CURE International, a Lemoyne, Pa.-based charity that gives medical care to disabled children in developing countries, is paying for the surgery and follow-up care.


Dr. Jorge Lazareff, director of pediatric neurosurgery at the University of California at Los Angeles' Mattel Children's Hospital, will lead the operation along with Dr. Benjamin Rivera, a neurosurgeon at the Medical Center of Santo Domingo. Lazareff led a team that successfully separated Guatemalan twin girls in 2002.


Doctors say if the surgery goes well Rebeca won't need physical therapy and will develop as a normal child.


Rebeca was born on December 17 with the undeveloped head of her twin, a condition known as craniopagus parasiticus.


Twins born conjoined at the head are extremely rare, accounting for one of every 2.5 million births.
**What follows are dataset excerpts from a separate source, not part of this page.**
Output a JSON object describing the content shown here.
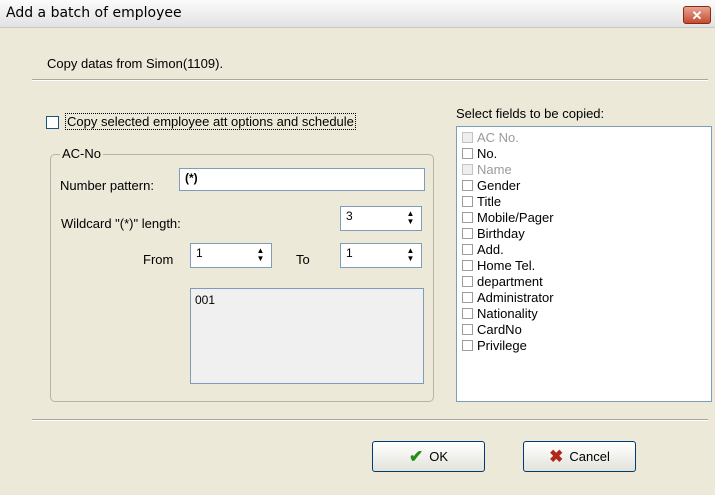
{
  "window": {
    "title": "Add a batch of employee",
    "close_glyph": "✕"
  },
  "header_text": "Copy datas from Simon(1109).",
  "copy_options_checkbox": {
    "label": "Copy selected employee att options and schedule",
    "checked": false
  },
  "ac_no_group": {
    "legend": "AC-No",
    "number_pattern_label": "Number pattern:",
    "number_pattern_value": "(*)",
    "wildcard_length_label": "Wildcard \"(*)\" length:",
    "wildcard_length_value": "3",
    "from_label": "From",
    "from_value": "1",
    "to_label": "To",
    "to_value": "1",
    "preview": "001"
  },
  "fields_panel": {
    "label": "Select fields to be copied:",
    "items": [
      {
        "label": "AC No.",
        "disabled": true
      },
      {
        "label": "No.",
        "disabled": false
      },
      {
        "label": "Name",
        "disabled": true
      },
      {
        "label": "Gender",
        "disabled": false
      },
      {
        "label": "Title",
        "disabled": false
      },
      {
        "label": "Mobile/Pager",
        "disabled": false
      },
      {
        "label": "Birthday",
        "disabled": false
      },
      {
        "label": "Add.",
        "disabled": false
      },
      {
        "label": "Home Tel.",
        "disabled": false
      },
      {
        "label": "department",
        "disabled": false
      },
      {
        "label": "Administrator",
        "disabled": false
      },
      {
        "label": "Nationality",
        "disabled": false
      },
      {
        "label": "CardNo",
        "disabled": false
      },
      {
        "label": "Privilege",
        "disabled": false
      }
    ]
  },
  "buttons": {
    "ok_label": "OK",
    "cancel_label": "Cancel",
    "ok_icon": "check-icon",
    "cancel_icon": "x-icon"
  },
  "colors": {
    "ok_icon": "#2a8a1a",
    "cancel_icon": "#b0281a"
  }
}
Parasitic twins like Rebeca are even rarer.


Rebeca is the eighth documented case in the world of craniopagus parasiticus, said Dr. Santiago Hazim, medical director at CURE International's Center for Orthopedic Specialties in Santo Domingo, where the surgery will be performed.


All the other documented infants died before birth, making it the first known surgery of its kind, Lazareff and Hazim said.


Hazim said the surgery must be done now so the pressure of Rebeca's other brain doesn't prevent her from developing.


Rebeca shares blood vessels and arteries with her second head. Although only partially developed, the mouth on her second head moves when Rebeca is being breast-fed. Tests indicate some activity in her second brain.


Martinez and his 26-year-old wife, Maria Gisela Hiciano, say doctors told them before Rebeca was born that she would have a tumor on her head, but none of the prenatal tests showed a second head developing.


Martinez works at a tailor's shop. Hiciano is a supermarket cashier. Together they make about $200 a month. They have two other children, ages 4 and 1.


Lazareff says Rebeca's chances of survival are good. Still, he refuses to make a prognosis.


"We'll do everything we can to make this successful," he said.